Effects of sex and COMT genotype on environmentally modulated cognitive control in mice

Abstract

Cognitive functioning differs between males and females, likely in part related to genetic dimorphisms. An example of a common genetic variation reported to have sexually dimorphic effects on cognition and temperament in humans is the Val/Met polymorphism in catechol-O-methyltransferase (COMT). We tested male and female wild-type mice ((+/+)) and their COMT knockout littermates ((+/-) and (-/-)) in the five-choice serial reaction time task (5CSRTT) to investigate the effects of sex, COMT genotype, and their interactions with environmental manipulations of cognitive functions such as attention, impulsivity, compulsivity, motivation, and rule-reversal learning. No sex- or COMT-dependent differences were present in the basic acquisition of the five-choice serial reaction time task. In contrast, specific environmental manipulations revealed a variety of sex- and COMT-dependent effects. Following an experimental change to trigger impulsive responding, the sexes showed similar increases in impulsiveness, but males eventually habituated whereas females did not. Moreover, COMT knockout mice were more impulsive compared with wild-type littermates. Manipulations involving mild stress adversely affected cognitive performance in males, and particularly COMT knockout males, but not in females. In contrast, following amphetamine treatment, subtle sex by genotype and sex by treatment interactions emerged primarily limited to compulsive behavior. After repeated testing, female mice showed improved performance, working harder and eventually outperforming males. Finally, removing the food-restriction condition enhanced sex and COMT differences, revealing that overall, females outperform males and COMT knockout males outperform their wild-type littermates.

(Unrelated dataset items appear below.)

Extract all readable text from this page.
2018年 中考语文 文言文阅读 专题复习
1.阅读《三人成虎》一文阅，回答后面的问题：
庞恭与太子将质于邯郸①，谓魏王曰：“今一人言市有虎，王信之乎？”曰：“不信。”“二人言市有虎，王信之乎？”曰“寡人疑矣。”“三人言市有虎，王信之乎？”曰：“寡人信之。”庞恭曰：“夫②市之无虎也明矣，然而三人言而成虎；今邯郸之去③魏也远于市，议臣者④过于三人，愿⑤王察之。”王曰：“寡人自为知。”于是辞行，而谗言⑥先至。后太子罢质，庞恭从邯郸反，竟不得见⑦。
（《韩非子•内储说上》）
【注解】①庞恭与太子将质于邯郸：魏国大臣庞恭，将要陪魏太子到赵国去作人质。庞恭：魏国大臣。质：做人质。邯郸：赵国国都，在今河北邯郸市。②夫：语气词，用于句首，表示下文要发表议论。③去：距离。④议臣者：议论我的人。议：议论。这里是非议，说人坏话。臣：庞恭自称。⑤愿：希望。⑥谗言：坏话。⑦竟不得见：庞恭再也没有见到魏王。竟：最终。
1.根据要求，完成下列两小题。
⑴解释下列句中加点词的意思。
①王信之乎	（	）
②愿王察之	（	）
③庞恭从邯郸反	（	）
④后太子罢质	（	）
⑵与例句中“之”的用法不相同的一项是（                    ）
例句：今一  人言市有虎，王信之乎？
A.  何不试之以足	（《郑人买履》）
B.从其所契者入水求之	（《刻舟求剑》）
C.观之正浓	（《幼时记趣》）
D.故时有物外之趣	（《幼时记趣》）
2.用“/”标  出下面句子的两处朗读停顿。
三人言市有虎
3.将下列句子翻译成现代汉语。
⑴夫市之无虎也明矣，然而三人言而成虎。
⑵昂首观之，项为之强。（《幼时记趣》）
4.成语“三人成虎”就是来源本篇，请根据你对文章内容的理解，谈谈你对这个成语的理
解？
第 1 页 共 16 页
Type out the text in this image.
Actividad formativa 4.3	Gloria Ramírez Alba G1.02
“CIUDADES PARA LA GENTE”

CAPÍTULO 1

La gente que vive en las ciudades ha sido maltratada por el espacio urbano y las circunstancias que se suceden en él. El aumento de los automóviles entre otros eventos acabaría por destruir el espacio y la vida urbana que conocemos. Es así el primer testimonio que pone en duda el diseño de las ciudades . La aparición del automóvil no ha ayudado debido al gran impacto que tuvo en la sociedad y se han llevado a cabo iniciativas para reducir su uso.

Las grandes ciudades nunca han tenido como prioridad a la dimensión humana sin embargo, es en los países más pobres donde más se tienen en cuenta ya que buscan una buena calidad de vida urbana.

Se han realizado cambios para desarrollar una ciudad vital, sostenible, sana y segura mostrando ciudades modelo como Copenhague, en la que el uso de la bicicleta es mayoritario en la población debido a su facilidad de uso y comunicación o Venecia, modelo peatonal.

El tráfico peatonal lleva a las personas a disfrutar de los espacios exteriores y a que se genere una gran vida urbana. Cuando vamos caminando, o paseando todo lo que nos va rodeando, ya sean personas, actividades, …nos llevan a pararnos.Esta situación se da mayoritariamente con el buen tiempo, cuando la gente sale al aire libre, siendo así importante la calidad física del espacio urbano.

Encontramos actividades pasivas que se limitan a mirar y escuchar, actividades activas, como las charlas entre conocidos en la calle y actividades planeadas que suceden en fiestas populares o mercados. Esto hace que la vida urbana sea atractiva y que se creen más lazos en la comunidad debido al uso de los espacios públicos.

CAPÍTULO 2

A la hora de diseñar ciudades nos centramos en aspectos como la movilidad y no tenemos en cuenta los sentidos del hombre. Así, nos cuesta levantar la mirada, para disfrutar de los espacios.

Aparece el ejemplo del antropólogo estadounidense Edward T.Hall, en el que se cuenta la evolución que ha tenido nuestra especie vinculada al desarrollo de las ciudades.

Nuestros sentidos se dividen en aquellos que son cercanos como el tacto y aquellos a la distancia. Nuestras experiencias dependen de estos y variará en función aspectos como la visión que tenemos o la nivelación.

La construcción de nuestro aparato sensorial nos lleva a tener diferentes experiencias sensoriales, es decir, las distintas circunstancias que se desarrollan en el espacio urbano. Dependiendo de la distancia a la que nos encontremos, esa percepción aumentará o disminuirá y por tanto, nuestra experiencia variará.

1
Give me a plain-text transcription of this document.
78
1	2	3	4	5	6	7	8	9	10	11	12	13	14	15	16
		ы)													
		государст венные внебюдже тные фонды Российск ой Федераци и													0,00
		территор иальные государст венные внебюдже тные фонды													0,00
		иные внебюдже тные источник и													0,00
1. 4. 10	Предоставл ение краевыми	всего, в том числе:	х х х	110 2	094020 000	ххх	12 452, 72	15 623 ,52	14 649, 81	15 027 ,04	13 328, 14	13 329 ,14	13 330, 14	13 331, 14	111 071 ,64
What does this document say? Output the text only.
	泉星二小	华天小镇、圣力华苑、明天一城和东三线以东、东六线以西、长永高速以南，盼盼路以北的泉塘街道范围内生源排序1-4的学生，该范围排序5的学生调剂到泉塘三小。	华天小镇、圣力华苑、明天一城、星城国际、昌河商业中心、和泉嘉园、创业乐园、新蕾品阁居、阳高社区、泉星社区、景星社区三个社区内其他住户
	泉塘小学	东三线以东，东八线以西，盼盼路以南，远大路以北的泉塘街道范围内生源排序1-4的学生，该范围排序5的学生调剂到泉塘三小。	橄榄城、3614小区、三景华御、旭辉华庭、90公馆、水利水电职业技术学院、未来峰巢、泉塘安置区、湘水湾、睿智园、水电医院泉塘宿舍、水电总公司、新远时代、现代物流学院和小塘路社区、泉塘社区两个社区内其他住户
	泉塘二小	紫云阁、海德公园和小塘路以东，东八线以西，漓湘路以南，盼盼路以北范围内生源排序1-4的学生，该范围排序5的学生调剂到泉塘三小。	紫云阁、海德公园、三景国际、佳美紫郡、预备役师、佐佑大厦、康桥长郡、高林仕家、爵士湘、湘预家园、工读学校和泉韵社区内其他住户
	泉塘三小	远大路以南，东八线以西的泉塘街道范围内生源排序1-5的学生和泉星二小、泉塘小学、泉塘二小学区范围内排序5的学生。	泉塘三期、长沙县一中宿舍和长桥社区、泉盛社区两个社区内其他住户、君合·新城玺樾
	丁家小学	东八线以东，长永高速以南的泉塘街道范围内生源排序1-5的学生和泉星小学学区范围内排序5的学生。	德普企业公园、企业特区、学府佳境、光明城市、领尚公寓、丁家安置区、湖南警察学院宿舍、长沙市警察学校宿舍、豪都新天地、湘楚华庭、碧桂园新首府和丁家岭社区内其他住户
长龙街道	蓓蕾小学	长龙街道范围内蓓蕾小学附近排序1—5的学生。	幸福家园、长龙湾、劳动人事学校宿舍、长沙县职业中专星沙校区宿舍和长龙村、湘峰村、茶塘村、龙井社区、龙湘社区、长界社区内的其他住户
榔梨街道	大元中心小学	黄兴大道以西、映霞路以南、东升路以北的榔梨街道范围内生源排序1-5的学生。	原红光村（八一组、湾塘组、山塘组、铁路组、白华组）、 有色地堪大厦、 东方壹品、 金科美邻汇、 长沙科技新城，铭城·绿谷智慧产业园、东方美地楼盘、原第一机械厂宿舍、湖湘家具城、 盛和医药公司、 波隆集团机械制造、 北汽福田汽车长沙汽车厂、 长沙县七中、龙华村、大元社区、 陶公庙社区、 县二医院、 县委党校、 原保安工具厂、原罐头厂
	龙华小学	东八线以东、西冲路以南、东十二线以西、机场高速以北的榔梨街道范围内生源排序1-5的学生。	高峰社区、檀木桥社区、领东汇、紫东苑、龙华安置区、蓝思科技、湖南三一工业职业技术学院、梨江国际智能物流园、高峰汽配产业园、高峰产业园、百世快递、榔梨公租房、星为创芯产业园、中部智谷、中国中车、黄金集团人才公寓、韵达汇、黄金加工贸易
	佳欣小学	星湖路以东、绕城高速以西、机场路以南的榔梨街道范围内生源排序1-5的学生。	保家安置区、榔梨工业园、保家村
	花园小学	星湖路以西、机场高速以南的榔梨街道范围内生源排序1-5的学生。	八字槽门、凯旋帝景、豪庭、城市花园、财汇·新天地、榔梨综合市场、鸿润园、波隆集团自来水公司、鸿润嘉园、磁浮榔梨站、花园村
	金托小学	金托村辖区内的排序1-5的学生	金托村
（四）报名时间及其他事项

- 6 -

These findings illuminate complex sex- and COMT-related effects and their interactions with environmental factors to influence specific executive cognitive domains.

Fig. 1.

Performance displayed by COMT^+/+, ^+/−, and ^−/− mice during 4-wk impulsivity screening at different ITI delays (5-s ITIs: Mondays, Tuesdays, Thursdays, and Fridays; 7-s ITIs: Wednesdays). For clarity, data from consecutive days with the normal 5-s ITIs were averaged. Choice accuracy in males (A) and females (B). Correct responses in males (C) and females (D). Trial omissions in males (E) and females (F). Premature responses in males (G) and females (H). Perseverative responses in males (I) and females (J). n = 7/11 per group throughout the figures. *P < 0.05, **P < 0.005, and ***P < 0.0005 vs. 5-s ITI performance; ^#P < 0.05, ^##P < 0.005, and ^###P < 0.0005 vs. same time point in males. ^ØP < 0.05 and ^ØØØP < 0.0005 vs. ^+/+ same-sex littermates. Values represent mean ± SEM in all figures.

Fig. 2.

Performance displayed by COMT^+/+, ^+/−, and ^−/− mice during 2 wk of pretest exposure to a mild stressor every other day (nonstress days: Mondays, Wednesdays, and Fridays; stress days: Tuesdays and Thursdays). For clarity purposes, data from a consecutive Friday and Monday were averaged. Choice accuracy displayed by males (A) and females (B). Correct responses in males (C) and females (D). Trial omissions in males (E) and females (F). Premature responses in males (G) and females (H). Perseverative responses in males (I) and females (J). *P < 0.05 and ***P < 0.0005 vs. performance on days with no stress; ^#P < 0.05, ^##P < 0.005, and ^###P < 0.0005 vs. same time point in males. ^ØØØP < 0.0005 vs. ^+/+ same-sex littermates.

Fig. 3.

Performance displayed by COMT^+/+, ^+/−, and ^−/− mice during amphetamine manipulation (no injection: Mondays, Wednesdays, and Fridays; 0.75 or 0.375 mg⋅kg⁻¹⋅10 mL⁻¹ i.p. amphetamine injection immediately before the test: Tuesdays and Thursdays). Data are reported as the average from the same injection conditions. Choice accuracy in males (A) and females (B). Correct responses in males (C) and females (D). Trial omissions in males (E) and females (F). Premature responses in males (G) and females (H). Perseverative responses in males (I) and females (J). ***P < 0.0005 vs. no injection; ^##P < 0.005 vs. same injection condition in males. ^ØØP < 0.005 vs. ^+/+ same-sex littermates.

Fig. 4.

Performance displayed by COMT^+/+, ^+/−, and ^−/− mice with food ad libitum. As no time-dependent effect was present, data are reported as the average of the 10 d of testing under this condition. (A) Choice accuracy in males and females. (B) Correct responses in males and females. (C) Trial omissions in males and females. (D) Premature responses in males and females. (E) Perseverative responses in males and females. ^#P < 0.05 and ^###P < 0.0005 vs. males. ^ØP < 0.05 vs. ^+/+ same-sex littermates.